Automatisation: script writing

Goals

Understanding the basic concepts of scripting
Writing a simple script
Using loops
Using tests
Reading command-line arguments
Executing a script

Writing a script

Writing a proper script is an essential part of doing analyses on a computer. Not only it is a way of automatizing a process, it is also the good way of keeping track of the process itself.
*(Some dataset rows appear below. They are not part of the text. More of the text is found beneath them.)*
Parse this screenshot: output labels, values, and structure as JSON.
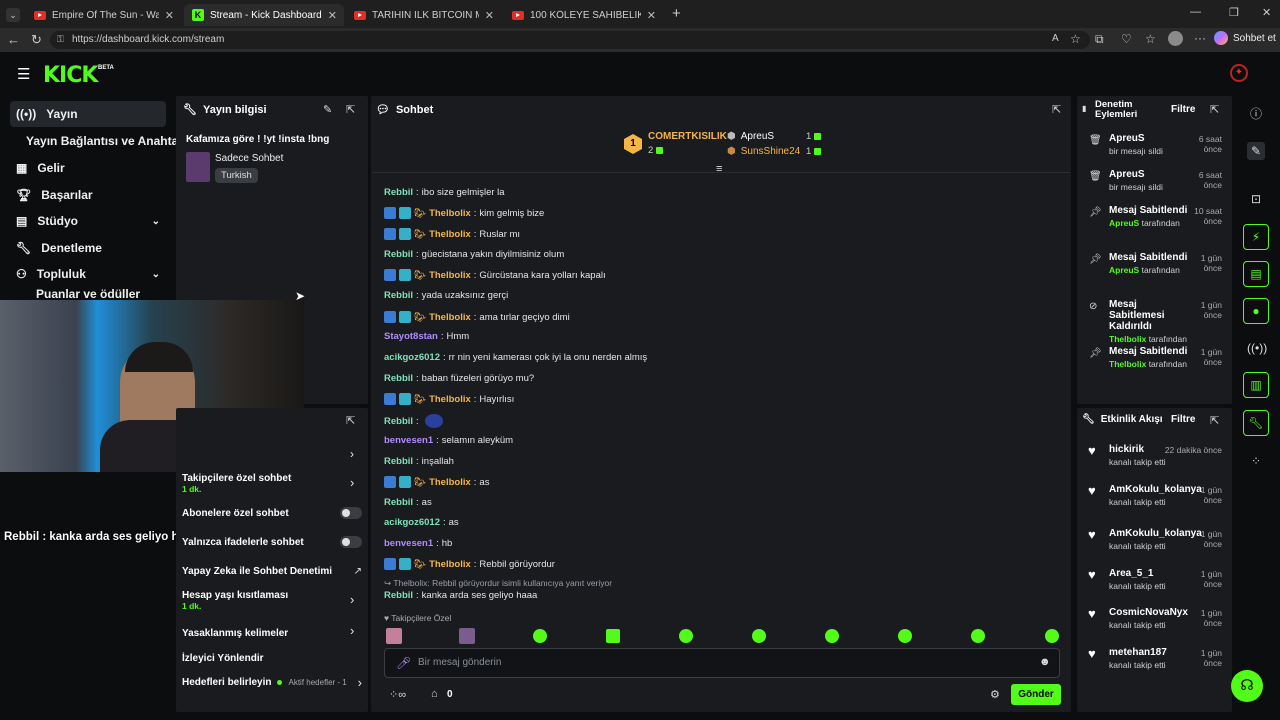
{
  "browser": {
    "tabs": [
      {
        "title": "Empire Of The Sun - Walking On A"
      },
      {
        "title": "Stream - Kick Dashboard"
      },
      {
        "title": "TARİHİN İLK BITCOIN MİLYARDERİ"
      },
      {
        "title": "100 KÖLEYE SAHİBELİK YAPTIM! (S"
      }
    ],
    "url": "https://dashboard.kick.com/stream",
    "copilot": "Sohbet et"
  },
  "app": {
    "logo": "KICK",
    "beta": "BETA",
    "accent": "#53fc18"
  },
  "sidebar": {
    "items": [
      {
        "label": "Yayın",
        "icon": "broadcast-icon"
      },
      {
        "label": "Yayın Bağlantısı ve Anahtarı"
      },
      {
        "label": "Gelir",
        "icon": "chart-icon"
      },
      {
        "label": "Başarılar",
        "icon": "trophy-icon"
      },
      {
        "label": "Stüdyo",
        "icon": "studio-icon"
      },
      {
        "label": "Denetleme",
        "icon": "wrench-icon"
      },
      {
        "label": "Topluluk",
        "icon": "people-icon"
      },
      {
        "label": "Puanlar ve ödüller"
      }
    ]
  },
  "stream_info": {
    "header": "Yayın bilgisi",
    "title": "Kafamıza göre ! !yt !insta !bng",
    "category": "Sadece Sohbet",
    "tag": "Turkish"
  },
  "overlay_chat": "Rebbil : kanka arda ses geliyo haaa",
  "chat_settings": {
    "items": [
      {
        "label": "Takipçilere özel sohbet",
        "sub": "1 dk."
      },
      {
        "label": "Abonelere özel sohbet"
      },
      {
        "label": "Yalnızca ifadelerle sohbet"
      },
      {
        "label": "Yapay Zeka ile Sohbet Denetimi"
      },
      {
        "label": "Hesap yaşı kısıtlaması",
        "sub": "1 dk."
      },
      {
        "label": "Yasaklanmış kelimeler"
      },
      {
        "label": "İzleyici Yönlendir"
      },
      {
        "label": "Hedefleri belirleyin",
        "sub": "Aktif hedefler - 1"
      }
    ]
  },
  "chat": {
    "header": "Sohbet",
    "leaderboard": {
      "first": {
        "name": "COMERTKISILIK",
        "count": "2",
        "rank": "1"
      },
      "second": {
        "name": "ApreuS",
        "count": "1"
      },
      "third": {
        "name": "SunsShine24",
        "count": "1"
      }
    },
    "messages": [
      {
        "user": "Rebbil",
        "text": "ibo size gelmişler la",
        "color": "g",
        "badges": false
      },
      {
        "user": "Thelbolix",
        "text": "kim gelmiş bize",
        "color": "o",
        "badges": true
      },
      {
        "user": "Thelbolix",
        "text": "Ruslar mı",
        "color": "o",
        "badges": true
      },
      {
        "user": "Rebbil",
        "text": "güecistana yakın diyilmisiniz olum",
        "color": "g",
        "badges": false
      },
      {
        "user": "Thelbolix",
        "text": "Gürcüstana kara yolları kapalı",
        "color": "o",
        "badges": true
      },
      {
        "user": "Rebbil",
        "text": "yada uzaksınız gerçi",
        "color": "g",
        "badges": false
      },
      {
        "user": "Thelbolix",
        "text": "ama tırlar geçiyo dimi",
        "color": "o",
        "badges": true
      },
      {
        "user": "Stayot8stan",
        "text": "Hmm",
        "color": "p",
        "badges": false
      },
      {
        "user": "acikgoz6012",
        "text": "rr nin yeni kamerası çok iyi la onu nerden almış",
        "color": "g",
        "badges": false
      },
      {
        "user": "Rebbil",
        "text": "baban füzeleri görüyo mu?",
        "color": "g",
        "badges": false
      },
      {
        "user": "Thelbolix",
        "text": "Hayırlısı",
        "color": "o",
        "badges": true
      },
      {
        "user": "Rebbil",
        "text": "",
        "color": "g",
        "badges": false
      },
      {
        "user": "benvesen1",
        "text": "selamın aleyküm",
        "color": "p",
        "badges": false
      },
      {
        "user": "Rebbil",
        "text": "inşallah",
        "color": "g",
        "badges": false
      },
      {
        "user": "Thelbolix",
        "text": "as",
        "color": "o",
        "badges": true
      },
      {
        "user": "Rebbil",
        "text": "as",
        "color": "g",
        "badges": false
      },
      {
        "user": "acikgoz6012",
        "text": "as",
        "color": "g",
        "badges": false
      },
      {
        "user": "benvesen1",
        "text": "hb",
        "color": "p",
        "badges": false
      },
      {
        "user": "Thelbolix",
        "text": "Rebbil görüyordur",
        "color": "o",
        "badges": true
      }
    ],
    "reply_note": "Thelbolix: Rebbil görüyordur isimli kullanıcıya yanıt veriyor",
    "last": {
      "user": "Rebbil",
      "text": "kanka arda ses geliyo haaa"
    },
    "mode": "Takipçilere Özel",
    "placeholder": "Bir mesaj gönderin",
    "points": "0",
    "send": "Gönder"
  },
  "moderation": {
    "header": "Denetim Eylemleri",
    "filter": "Filtre",
    "items": [
      {
        "title": "ApreuS",
        "sub": "bir mesajı sildi",
        "time": "6 saat önce",
        "icon": "trash-icon"
      },
      {
        "title": "ApreuS",
        "sub": "bir mesajı sildi",
        "time": "6 saat önce",
        "icon": "trash-icon"
      },
      {
        "title": "Mesaj Sabitlendi",
        "who": "ApreuS",
        "by": "tarafından",
        "time": "10 saat önce",
        "icon": "pin-icon"
      },
      {
        "title": "Mesaj Sabitlendi",
        "who": "ApreuS",
        "by": "tarafından",
        "time": "1 gün önce",
        "icon": "pin-icon"
      },
      {
        "title": "Mesaj Sabitlemesi Kaldırıldı",
        "who": "Thelbolix",
        "by": "tarafından",
        "time": "1 gün önce",
        "icon": "unpin-icon"
      },
      {
        "title": "Mesaj Sabitlendi",
        "who": "Thelbolix",
        "by": "tarafından",
        "time": "1 gün önce",
        "icon": "pin-icon"
      }
    ]
  },
  "activity": {
    "header": "Etkinlik Akışı",
    "filter": "Filtre",
    "items": [
      {
        "user": "hickirik",
        "sub": "kanalı takip etti",
        "time": "22 dakika önce"
      },
      {
        "user": "AmKokulu_kolanya",
        "sub": "kanalı takip etti",
        "time": "1 gün önce"
      },
      {
        "user": "AmKokulu_kolanya",
        "sub": "kanalı takip etti",
        "time": "1 gün önce"
      },
      {
        "user": "Area_5_1",
        "sub": "kanalı takip etti",
        "time": "1 gün önce"
      },
      {
        "user": "CosmicNovaNyx",
        "sub": "kanalı takip etti",
        "time": "1 gün önce"
      },
      {
        "user": "metehan187",
        "sub": "kanalı takip etti",
        "time": "1 gün önce"
      }
    ]
  }
}
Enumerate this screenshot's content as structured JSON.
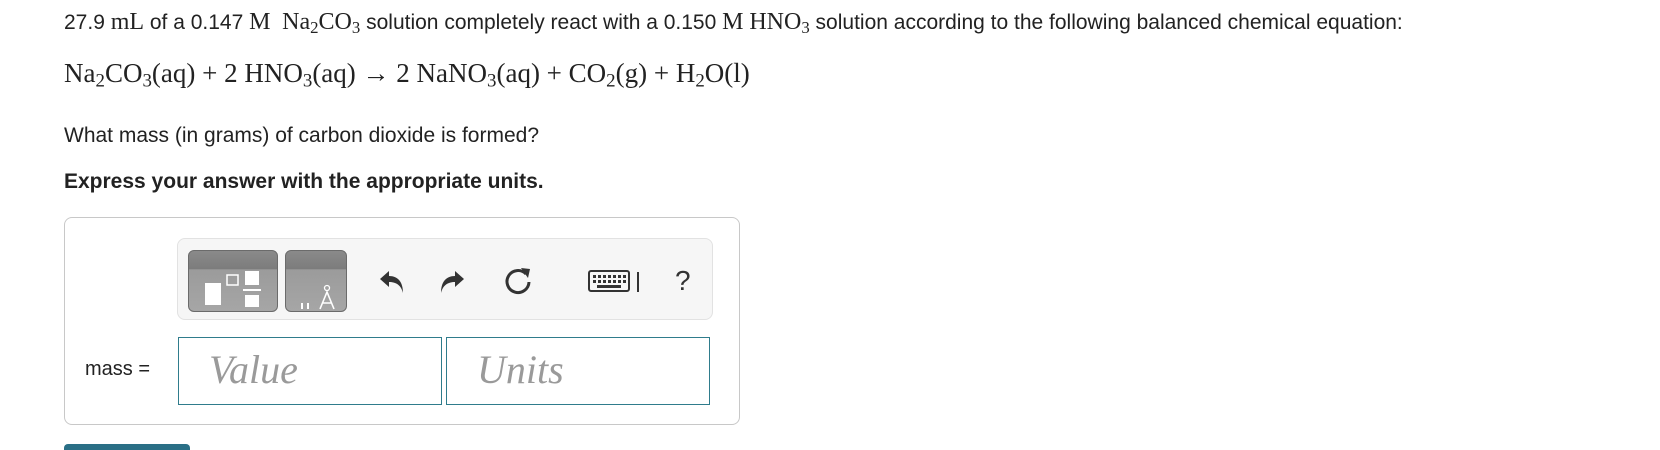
{
  "problem": {
    "volume": "27.9",
    "volume_unit": "mL",
    "text_a": " of a 0.147 ",
    "molarity_unit_1": "M",
    "reactant_1": "Na",
    "reactant_1_sub_a": "2",
    "reactant_1_b": "CO",
    "reactant_1_sub_b": "3",
    "text_b": " solution completely react with a 0.150 ",
    "molarity_unit_2": "M",
    "reactant_2": "HNO",
    "reactant_2_sub": "3",
    "text_c": " solution according to the following balanced chemical equation:"
  },
  "equation": {
    "t1": "Na",
    "s1": "2",
    "t2": "CO",
    "s2": "3",
    "t3": "(aq) + 2 HNO",
    "s3": "3",
    "t4": "(aq) → 2 NaNO",
    "s4": "3",
    "t5": "(aq) + CO",
    "s5": "2",
    "t6": "(g) + H",
    "s6": "2",
    "t7": "O(l)"
  },
  "question": "What mass (in grams) of carbon dioxide is formed?",
  "instruction": "Express your answer with the appropriate units.",
  "answer": {
    "label": "mass =",
    "value_placeholder": "Value",
    "units_placeholder": "Units",
    "help_label": "?"
  },
  "toolbar": {
    "icons": [
      "templates-icon",
      "units-icon",
      "undo-icon",
      "redo-icon",
      "reset-icon",
      "keyboard-icon"
    ]
  }
}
A script allows

to reproduce a process
to check a process has no bug
to easily update a process with new steps
to store a command output in a variable, preventing the creation of temporary files

This is as critical as writing a laboratory handbook.

Getting the command history

A way of writing a script is to first type the commands in your shell to make sure they work, second to access the command history, and finally to copy/paste commands in a text file.

The history of commands can be accessed simply using the keyboard arrows: up and down arrows allow to go backwards and forwards in history.

Alternatively, the history command provides the last typed commands. history actually provides a huge number of commands so it may be better to use it in combination with tail to only get the last commands used:

$ history | tail -n 3
wc -l molecules/p*.pdb
wc -l creatures/* | tail -1
history |tail -n 3

Using variables.

Variables are defined in a script in the same fashion as in the terminal:

# Define a variable named "VAR" with value 42
var=42

# Print the variable value
echo ${var}     # nice
echo "${var}"   # better

IMPORTANT: note the absence of spaces between the = sign when assigning a value.

$ var=42   # works

$ var = 42
bash: var: command not found

Storing a command’s output.

A command’s output can be stored in a variable for later use.

This is done by using the syntax $(command [arguments]).

Example:

# Store the current working directory.
workdir=$(pwd)

# Prints the current working directory.
echo "The current working directory is ${workdir}"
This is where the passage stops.